Usine de liquéfaction du gaz. Le groupe privé russe Novatek, à la tête du consortium international qui mène le projet, a prévu de faire partir la première cargaison de gaz naturel liquéfié (GNL) du port de Sabetta vendredi, après avoir annoncé cette semaine le début de la production de GNL sur la première ligne de production, dont la capacité prévue est de 5,5 millions de tonnes par an. Ce projet à 27 milliards de dollars est un des plus vastes et ambitieux du monde dans le secteur, vise à construire une usine de liquéfaction de gaz.

-50 degrés et un sol de glace. Ce lancement est un premier succès pour le projet, détenu par Novatek (50,1%), le français Total (20%) et les chinois CNPC (20%) et Silk Road Fund (9,9%), qui a connu des défis techniques et financiers. Car si la péninsule de Yamal dispose de ressources considérables, il s'agit également d'une région isolée au nord du cercle arctique, à 2.500 kilomètres de Moscou, où le thermomètre peut descendre jusqu'à -50°C. Depuis le début du chantier fin 2013, il a fallu construire un aéroport et un port en plus des réservoirs et de l'usine elle-même, en dépit de la glace omniprésente une grande partie de l'année.

Bon pour la Russie... et pour Total.

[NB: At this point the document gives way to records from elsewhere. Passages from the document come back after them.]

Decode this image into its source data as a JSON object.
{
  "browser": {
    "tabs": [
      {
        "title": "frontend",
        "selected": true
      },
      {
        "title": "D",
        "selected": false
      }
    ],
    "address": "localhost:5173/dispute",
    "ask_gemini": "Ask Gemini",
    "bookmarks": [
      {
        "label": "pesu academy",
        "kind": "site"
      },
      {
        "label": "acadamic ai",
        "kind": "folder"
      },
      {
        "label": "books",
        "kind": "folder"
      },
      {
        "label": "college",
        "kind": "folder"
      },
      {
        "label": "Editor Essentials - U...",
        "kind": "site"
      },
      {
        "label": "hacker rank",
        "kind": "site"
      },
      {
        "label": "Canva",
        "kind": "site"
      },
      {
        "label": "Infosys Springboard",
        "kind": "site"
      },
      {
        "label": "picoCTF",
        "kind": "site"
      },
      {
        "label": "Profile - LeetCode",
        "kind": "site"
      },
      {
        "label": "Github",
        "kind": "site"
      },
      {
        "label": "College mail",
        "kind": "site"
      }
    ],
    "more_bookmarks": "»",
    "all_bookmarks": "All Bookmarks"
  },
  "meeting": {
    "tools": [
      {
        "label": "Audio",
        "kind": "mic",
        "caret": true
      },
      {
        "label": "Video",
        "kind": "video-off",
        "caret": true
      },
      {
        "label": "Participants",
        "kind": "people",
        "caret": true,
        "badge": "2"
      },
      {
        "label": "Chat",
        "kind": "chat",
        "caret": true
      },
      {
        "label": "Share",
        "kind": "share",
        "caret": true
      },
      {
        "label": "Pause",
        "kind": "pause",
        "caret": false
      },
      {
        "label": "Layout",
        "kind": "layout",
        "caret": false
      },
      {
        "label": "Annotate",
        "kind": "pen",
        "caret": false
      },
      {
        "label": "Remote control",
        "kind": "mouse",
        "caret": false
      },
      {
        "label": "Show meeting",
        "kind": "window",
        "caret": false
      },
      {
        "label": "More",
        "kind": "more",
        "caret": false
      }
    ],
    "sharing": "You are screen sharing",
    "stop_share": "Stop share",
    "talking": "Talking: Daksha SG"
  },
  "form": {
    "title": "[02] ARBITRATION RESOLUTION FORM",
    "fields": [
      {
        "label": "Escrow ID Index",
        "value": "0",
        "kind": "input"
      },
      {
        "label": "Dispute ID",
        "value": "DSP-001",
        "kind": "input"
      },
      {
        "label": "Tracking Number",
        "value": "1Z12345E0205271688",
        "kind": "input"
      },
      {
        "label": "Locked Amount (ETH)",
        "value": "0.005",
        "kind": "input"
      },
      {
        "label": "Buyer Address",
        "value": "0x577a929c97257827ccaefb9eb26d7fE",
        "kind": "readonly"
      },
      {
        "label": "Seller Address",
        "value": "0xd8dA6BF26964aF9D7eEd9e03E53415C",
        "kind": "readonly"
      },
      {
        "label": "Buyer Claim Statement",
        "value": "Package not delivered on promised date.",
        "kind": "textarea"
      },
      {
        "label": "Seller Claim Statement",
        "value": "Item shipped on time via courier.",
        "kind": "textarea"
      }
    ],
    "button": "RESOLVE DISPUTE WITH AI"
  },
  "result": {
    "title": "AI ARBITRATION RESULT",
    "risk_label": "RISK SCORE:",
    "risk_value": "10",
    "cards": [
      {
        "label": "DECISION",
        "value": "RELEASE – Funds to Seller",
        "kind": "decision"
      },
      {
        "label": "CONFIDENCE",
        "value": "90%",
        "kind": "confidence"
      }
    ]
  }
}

Avec ce lancement, "Novatek, autrefois fournisseur local de gaz, devient un acteur mondial du GNL", estime Samuel Lussac, spécialiste du secteur des hydrocarbures russe du cabinet Wood Mackenzie. Le projet permettra également à Total de monter en puissance dans le secteur GNL, dont il est le deuxième acteur mondial. Ce projet présente une importance stratégique pour la Russie. D'une part, elle compte démontrer sa capacité à exploiter les ressources considérables de l'Arctique malgré les défis technologiques. D'autre part, elle veut renforcer sa présence sur le marché disputé du GNL et alimenter ainsi davantage les pays asiatiques, alors qu'elle exporte actuellement surtout vers l'Europe par gazoducs.

La prometteuse route du Nord-Est. Mais selon Samuel Lussac, le projet reste soumis à des risques : les premiers mois montreront "si l'usine peut fonctionner sans accroc dans l'environnement hostile de l'Arctique", et "le transport par le passage du Nord-Est en est à ses débuts, il n'y a pas de certitude quant à sa viabilité en tant que voie majeure de livraison de GNL". Valery Nesterov, analyste chez Sberbank, se veut plus optimiste : le projet "braque les projecteurs sur l'Arctique russe et donnera plus de clarté" sur son avenir, permettant notamment de "développer la route du Nord-Est". La Russie mise beaucoup sur le développement du trafic maritime par cette route, un raccourci maritime rendu accessible par le réchauffement climatique et ponctué de ports et de bases militaires susceptibles de secourir les navires en détresse.  Cette route, qui longe les côtes septentrionales de la Sibérie, permet aux navires de gagner 15 jours par rapport à la voie classique qui passe par le canal de Suez, selon Total.